Still, the increase in the Iraqi oil production may have a significant influence on securing world oil needs. This factor emerged following 9/11, when the U.S. began to contemplate an alternative to Gulf oil.

What makes Iraqi oil more appealing to the West is that it can be exported through a pipeline that takes it directly to the Mediterranean, thus avoiding the Hirmuz straights. However, there are no substitutes to an ambitious program to expand the Iraqi oil industry. In order to fulfill that goal, private companies must be tempted to invest in such program. The most vital step in that direction, apart from ensuring security and the rule of law, is partial privatization of the Iraqi oil industry, by creating an alternative national industry with an international dimension.

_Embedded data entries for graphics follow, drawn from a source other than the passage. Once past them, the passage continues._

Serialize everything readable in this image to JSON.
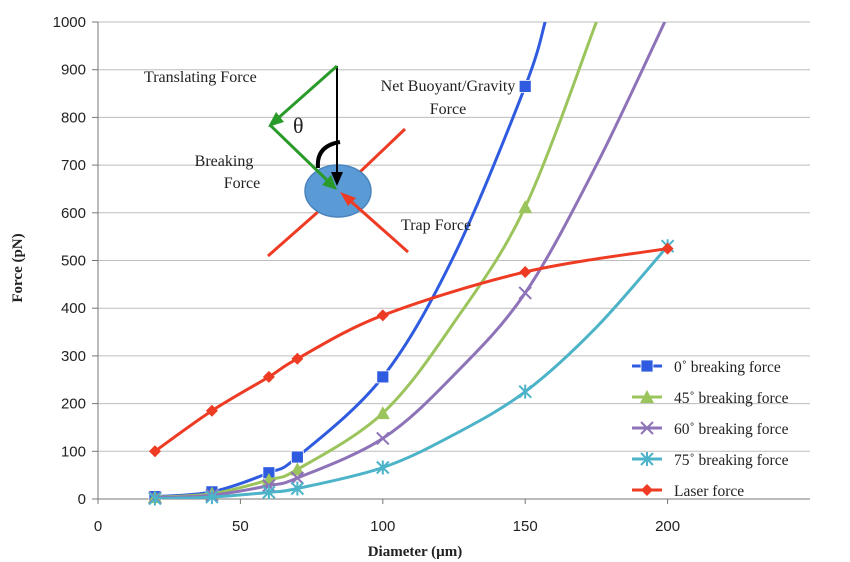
{
  "chart_data": {
    "type": "line",
    "xlabel": "Diameter (µm)",
    "ylabel": "Force (pN)",
    "xlim": [
      0,
      250
    ],
    "ylim": [
      0,
      1000
    ],
    "x_ticks": [
      0,
      50,
      100,
      150,
      200
    ],
    "y_ticks": [
      0,
      100,
      200,
      300,
      400,
      500,
      600,
      700,
      800,
      900,
      1000
    ],
    "grid": "horizontal",
    "legend_position": "bottom-right",
    "series": [
      {
        "name": "0˚ breaking force",
        "color": "#2F5BE0",
        "marker": "square",
        "x": [
          20,
          40,
          60,
          70,
          100,
          150
        ],
        "y": [
          5,
          15,
          55,
          88,
          256,
          865
        ],
        "curve_x": [
          20,
          40,
          60,
          70,
          100,
          125,
          150,
          157
        ],
        "curve_y": [
          5,
          15,
          55,
          88,
          256,
          510,
          865,
          1000
        ]
      },
      {
        "name": "45˚ breaking force",
        "color": "#9BC45C",
        "marker": "triangle",
        "x": [
          20,
          40,
          60,
          70,
          100,
          150
        ],
        "y": [
          4,
          11,
          40,
          62,
          180,
          612
        ],
        "curve_x": [
          20,
          40,
          60,
          70,
          100,
          125,
          150,
          175
        ],
        "curve_y": [
          4,
          11,
          40,
          62,
          180,
          370,
          612,
          1000
        ]
      },
      {
        "name": "60˚ breaking force",
        "color": "#8E73B8",
        "marker": "x",
        "x": [
          20,
          40,
          60,
          70,
          100,
          150
        ],
        "y": [
          3,
          8,
          28,
          44,
          127,
          432
        ],
        "curve_x": [
          20,
          40,
          60,
          70,
          100,
          125,
          150,
          175,
          199
        ],
        "curve_y": [
          3,
          8,
          28,
          44,
          127,
          260,
          432,
          700,
          1000
        ]
      },
      {
        "name": "75˚ breaking force",
        "color": "#4DB3C8",
        "marker": "asterisk",
        "x": [
          20,
          40,
          60,
          70,
          100,
          150,
          200
        ],
        "y": [
          1,
          4,
          14,
          22,
          66,
          225,
          530
        ],
        "curve_x": [
          20,
          40,
          60,
          70,
          100,
          125,
          150,
          175,
          200
        ],
        "curve_y": [
          1,
          4,
          14,
          22,
          66,
          135,
          225,
          360,
          530
        ]
      },
      {
        "name": "Laser force",
        "color": "#EE3B24",
        "marker": "diamond",
        "x": [
          20,
          40,
          60,
          70,
          100,
          150,
          200
        ],
        "y": [
          100,
          185,
          256,
          294,
          385,
          476,
          525
        ],
        "curve_x": [
          20,
          40,
          60,
          70,
          100,
          150,
          200
        ],
        "curve_y": [
          100,
          185,
          256,
          294,
          385,
          476,
          525
        ]
      }
    ]
  },
  "inset": {
    "translating_force": "Translating Force",
    "net_buoyant_line1": "Net Buoyant/Gravity",
    "net_buoyant_line2": "Force",
    "theta": "θ",
    "breaking_line1": "Breaking",
    "breaking_line2": "Force",
    "trap_force": "Trap Force",
    "colors": {
      "green": "#2A9A2A",
      "red": "#EE3B24",
      "sphere": "#5B9BD5",
      "black": "#000000"
    }
  }
}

The Iraqi oil industry was nationalized in 1972. In the early 1990s, the government of Saddam Hussein reached an agreement with a number of French companies to develop the Iraqi oil industry under a 20-year partnership agreement. Yet the accord was never fulfilled because of Iraq’s war. Moreover, the agreements did not give the foreign partners a share of the country’s oil. They gave them the right to cover their expenses from the oil in addition to a small percentage as a return on the investment.

Maintaining such terms will not help in creating the needed growth. The industry currently needs between five and six billion dollars in investments and no less than two years. Such a huge program is no doubt a serious financial burden on the Iraqi government, while partnership agreements with foreigners only demand investment in the specific field to reach the needed production level.

Such factors indicate that there is an urgent need for a fundamental reform to privatize the Iraqi oil industry, where between 25-40 percent can be solved to the private sector by selling shares on international markets, while the Iraqi government and Iraqi citizens can maintain majority control of the industry.

Two additional benefits could be derived from such a measure: the first is a better administration with increased revenues to the government from taxes. The second is that such huge oil revenues will provide the much needed funds for the development of Iraq.

Mr. Chalabi is the head of the Global Energy Institute in London.